Build off of existing opportunities before creating new ones
Most campuses already have many existing capacity-building opportunities that could be helpful in building capacity for SEL. Many of these existing opportunities are likely small in scale or focused on faculty and staff in a particular department or college.
It is much easier (and more cost effective) to build on what already exists rather than create something from scratch. Leaders of SEL capacity-building efforts should create an inventory of existing DEI-related trainings, as well as any established workshops, programs, or efforts that promote collaboration and shared leadership skills. For example, a student affairs division might offer professional development sessions for their staff on implicit bias or creating safe spaces for LGBTQ+ students; human resources might offer workshops on equitable hiring strategies; or a business school might be a good resource for workshops on collaboration and shared leadership.

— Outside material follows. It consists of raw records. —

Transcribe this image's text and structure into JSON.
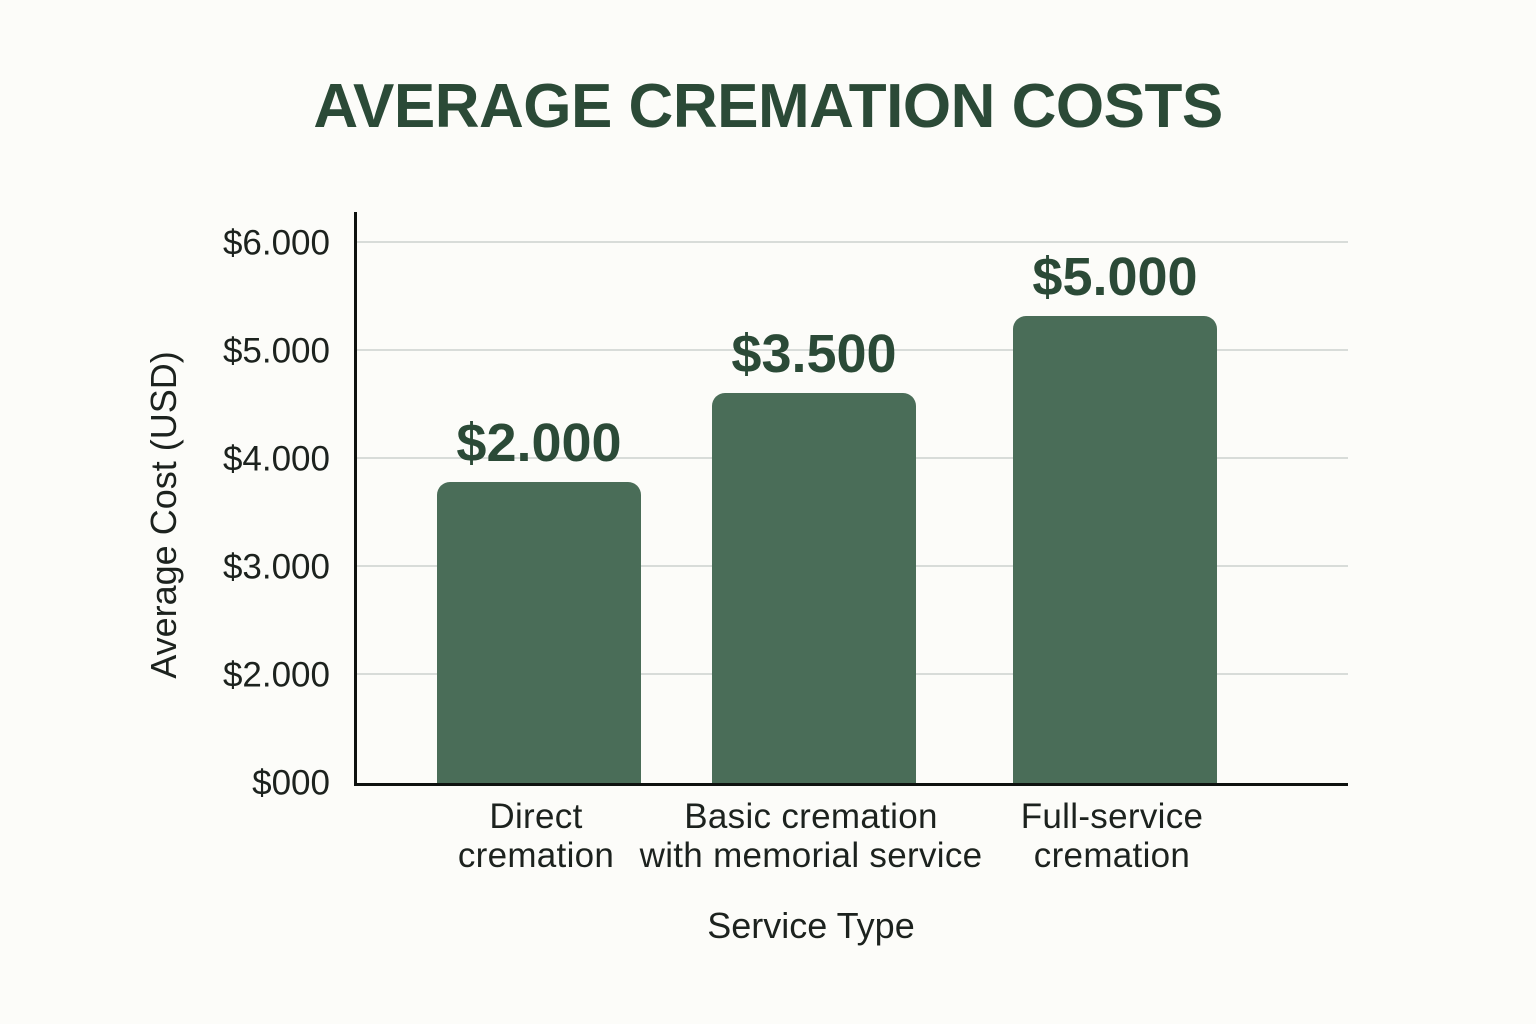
{
  "chart_data": {
    "type": "bar",
    "title": "AVERAGE CREMATION COSTS",
    "xlabel": "Service Type",
    "ylabel": "Average Cost (USD)",
    "categories": [
      "Direct cremation",
      "Basic cremation with memorial service",
      "Full-service cremation"
    ],
    "category_lines": [
      [
        "Direct",
        "cremation"
      ],
      [
        "Basic cremation",
        "with memorial service"
      ],
      [
        "Full-service",
        "cremation"
      ]
    ],
    "values": [
      2000,
      3500,
      5000
    ],
    "value_labels": [
      "$2.000",
      "$3.500",
      "$5.000"
    ],
    "y_tick_labels": [
      "$000",
      "$2.000",
      "$3.000",
      "$4.000",
      "$5.000",
      "$6.000"
    ],
    "ylim": [
      0,
      6000
    ],
    "grid": "horizontal",
    "legend": "none",
    "bar_height_fractions": [
      0.527,
      0.683,
      0.818
    ],
    "colors": {
      "background": "#fcfcf9",
      "bar": "#4a6d58",
      "title": "#2b4a37",
      "value_label": "#2b4a37",
      "axis_text": "#1c221e",
      "gridline": "#d8dcd9",
      "axis_line": "#0e120f"
    }
  }
}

While there will certainly be a need for SEL-specific training, collaborating with the faculty or staff responsible for these existing workshops or programs can help campuses build capacity much more quickly than trying to create everything anew.

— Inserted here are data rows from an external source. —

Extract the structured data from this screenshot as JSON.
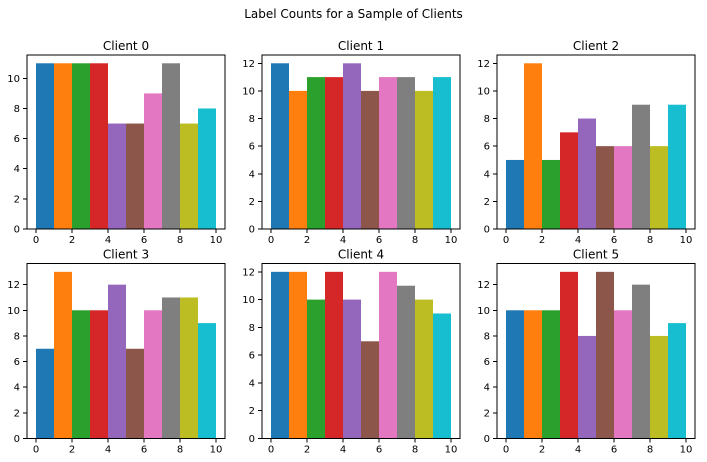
{
  "title": "Label Counts for a Sample of Clients",
  "palette": [
    "#1f77b4",
    "#ff7f0e",
    "#2ca02c",
    "#d62728",
    "#9467bd",
    "#8c564b",
    "#e377c2",
    "#7f7f7f",
    "#bcbd22",
    "#17becf"
  ],
  "chart_data": [
    {
      "type": "bar",
      "title": "Client 0",
      "categories": [
        0,
        1,
        2,
        3,
        4,
        5,
        6,
        7,
        8,
        9
      ],
      "values": [
        11,
        11,
        11,
        11,
        7,
        7,
        9,
        11,
        7,
        8
      ],
      "bar_align": "edge",
      "bar_width": 1,
      "xlim": [
        -0.5,
        10.5
      ],
      "ylim": [
        0,
        11.55
      ],
      "xticks": [
        0,
        2,
        4,
        6,
        8,
        10
      ],
      "yticks": [
        0,
        2,
        4,
        6,
        8,
        10
      ],
      "grid": false,
      "legend": null
    },
    {
      "type": "bar",
      "title": "Client 1",
      "categories": [
        0,
        1,
        2,
        3,
        4,
        5,
        6,
        7,
        8,
        9
      ],
      "values": [
        12,
        10,
        11,
        11,
        12,
        10,
        11,
        11,
        10,
        11
      ],
      "bar_align": "edge",
      "bar_width": 1,
      "xlim": [
        -0.5,
        10.5
      ],
      "ylim": [
        0,
        12.6
      ],
      "xticks": [
        0,
        2,
        4,
        6,
        8,
        10
      ],
      "yticks": [
        0,
        2,
        4,
        6,
        8,
        10,
        12
      ],
      "grid": false,
      "legend": null
    },
    {
      "type": "bar",
      "title": "Client 2",
      "categories": [
        0,
        1,
        2,
        3,
        4,
        5,
        6,
        7,
        8,
        9
      ],
      "values": [
        5,
        12,
        5,
        7,
        8,
        6,
        6,
        9,
        6,
        9
      ],
      "bar_align": "edge",
      "bar_width": 1,
      "xlim": [
        -0.5,
        10.5
      ],
      "ylim": [
        0,
        12.6
      ],
      "xticks": [
        0,
        2,
        4,
        6,
        8,
        10
      ],
      "yticks": [
        0,
        2,
        4,
        6,
        8,
        10,
        12
      ],
      "grid": false,
      "legend": null
    },
    {
      "type": "bar",
      "title": "Client 3",
      "categories": [
        0,
        1,
        2,
        3,
        4,
        5,
        6,
        7,
        8,
        9
      ],
      "values": [
        7,
        13,
        10,
        10,
        12,
        7,
        10,
        11,
        11,
        9
      ],
      "bar_align": "edge",
      "bar_width": 1,
      "xlim": [
        -0.5,
        10.5
      ],
      "ylim": [
        0,
        13.65
      ],
      "xticks": [
        0,
        2,
        4,
        6,
        8,
        10
      ],
      "yticks": [
        0,
        2,
        4,
        6,
        8,
        10,
        12
      ],
      "grid": false,
      "legend": null
    },
    {
      "type": "bar",
      "title": "Client 4",
      "categories": [
        0,
        1,
        2,
        3,
        4,
        5,
        6,
        7,
        8,
        9
      ],
      "values": [
        12,
        12,
        10,
        12,
        10,
        7,
        12,
        11,
        10,
        9
      ],
      "bar_align": "edge",
      "bar_width": 1,
      "xlim": [
        -0.5,
        10.5
      ],
      "ylim": [
        0,
        12.6
      ],
      "xticks": [
        0,
        2,
        4,
        6,
        8,
        10
      ],
      "yticks": [
        0,
        2,
        4,
        6,
        8,
        10,
        12
      ],
      "grid": false,
      "legend": null
    },
    {
      "type": "bar",
      "title": "Client 5",
      "categories": [
        0,
        1,
        2,
        3,
        4,
        5,
        6,
        7,
        8,
        9
      ],
      "values": [
        10,
        10,
        10,
        13,
        8,
        13,
        10,
        12,
        8,
        9
      ],
      "bar_align": "edge",
      "bar_width": 1,
      "xlim": [
        -0.5,
        10.5
      ],
      "ylim": [
        0,
        13.65
      ],
      "xticks": [
        0,
        2,
        4,
        6,
        8,
        10
      ],
      "yticks": [
        0,
        2,
        4,
        6,
        8,
        10,
        12
      ],
      "grid": false,
      "legend": null
    }
  ]
}
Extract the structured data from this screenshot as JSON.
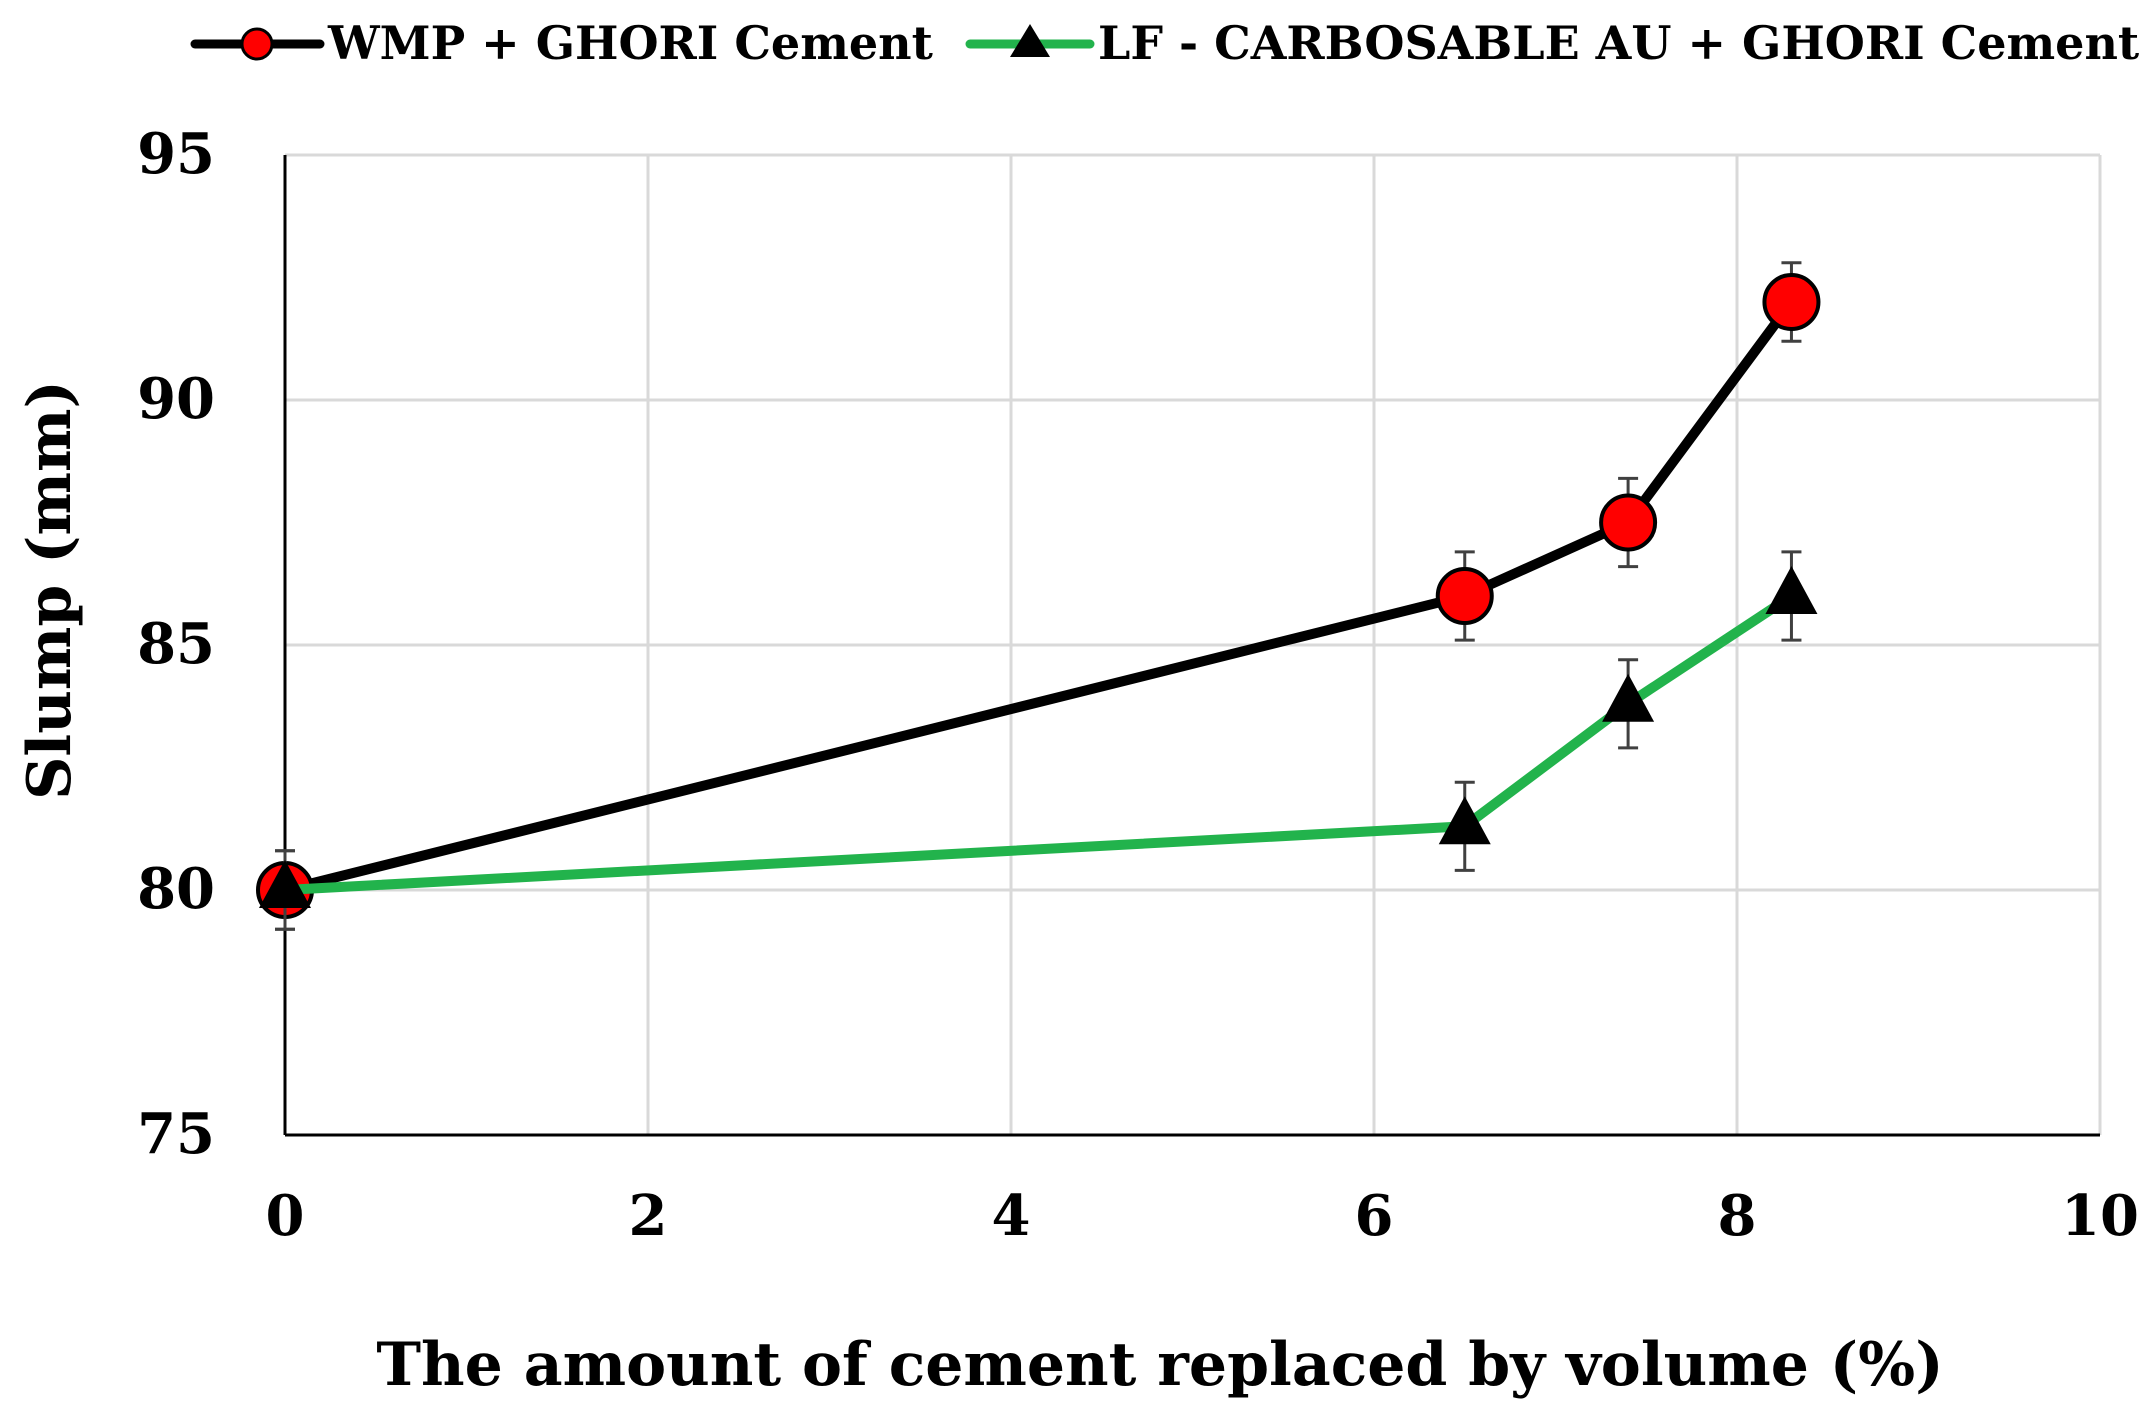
{
  "chart_data": {
    "type": "line",
    "title": "",
    "xlabel": "The amount of cement replaced by volume (%)",
    "ylabel": "Slump (mm)",
    "xlim": [
      0,
      10
    ],
    "ylim": [
      75,
      95
    ],
    "xticks": [
      0,
      2,
      4,
      6,
      8,
      10
    ],
    "yticks": [
      75,
      80,
      85,
      90,
      95
    ],
    "grid": true,
    "legend_position": "top",
    "series": [
      {
        "name": "WMP + GHORI Cement",
        "marker": "circle",
        "line_color": "#000000",
        "marker_color": "#ff0000",
        "x": [
          0,
          6.5,
          7.4,
          8.3
        ],
        "y": [
          80,
          86,
          87.5,
          92
        ],
        "error": [
          0.8,
          0.9,
          0.9,
          0.8
        ]
      },
      {
        "name": "LF - CARBOSABLE AU + GHORI Cement",
        "marker": "triangle",
        "line_color": "#22b34c",
        "marker_color": "#000000",
        "x": [
          0,
          6.5,
          7.4,
          8.3
        ],
        "y": [
          80,
          81.3,
          83.8,
          86
        ],
        "error": [
          0.8,
          0.9,
          0.9,
          0.9
        ]
      }
    ]
  }
}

Take care not to perpetuate inequitable systems and structures
When creating capacity for SEL, it is important to be careful not to produce and perpetuate systems and structures predicated on inequality and oppression. In the process, it is surprisingly easy to reinforce the very status quo we are attempting to upend.
For example, if campuses call on their leaders of color to take charge of capacity-building efforts (or if leaders of color spearhead such efforts), it is critical to ensure that these leaders are rewarded appropriately for their labor and that the work is distributed equitably. Otherwise, campuses could perpetuate patterns of DEI work falling disproportionately on leaders of color.
As campuses work to build capacity, systems of oppression and inequity could inadvertently be perpetuated in other ways, such as co-opting informal grassroots movements or hosting DEI-focused book clubs on books that reify whiteness and leave whiteness uninterrogated, or that are by White male authors instead of Black women, women, or other authors of color. Campuses interested in building capacity for SEL should ensure that they are uplifting and centering marginalized voices and experiences in a non-exploitative manner. Leaders should also ensure that shared approaches remain at the forefront of capacity-building efforts.
Further reflections on capacity building
Our latest report offers a toolkit of resources to help leaders create a comprehensive capacity-building plan that explicitly targets capacity building at all three levels–personal, collective, and organizational. Campus leaders should consider a few additional questions as they reflect on how to build capacity for SEL on their own campuses:
- In what areas do you most need to build capacity for SEL on your campus? (For example, do you need to build individuals’ knowledge and understanding of DEI issues? Is collaborative working a particular challenge? Are your rewards systems structured in ways that disincentivize equity work or shared leadership?)
- What capacity-building activities already exist on your campus (personal, collective, or organizational)? How might you collaborate with the leaders of these activities to build capacity more broadly for your SEL efforts?
- What other experts (either on campus or off) might provide assistance as you create your capacity-building plans?
- How will you evaluate the effectiveness of the different capacity-building strategies you implement to ensure that time and resources are being used effectively?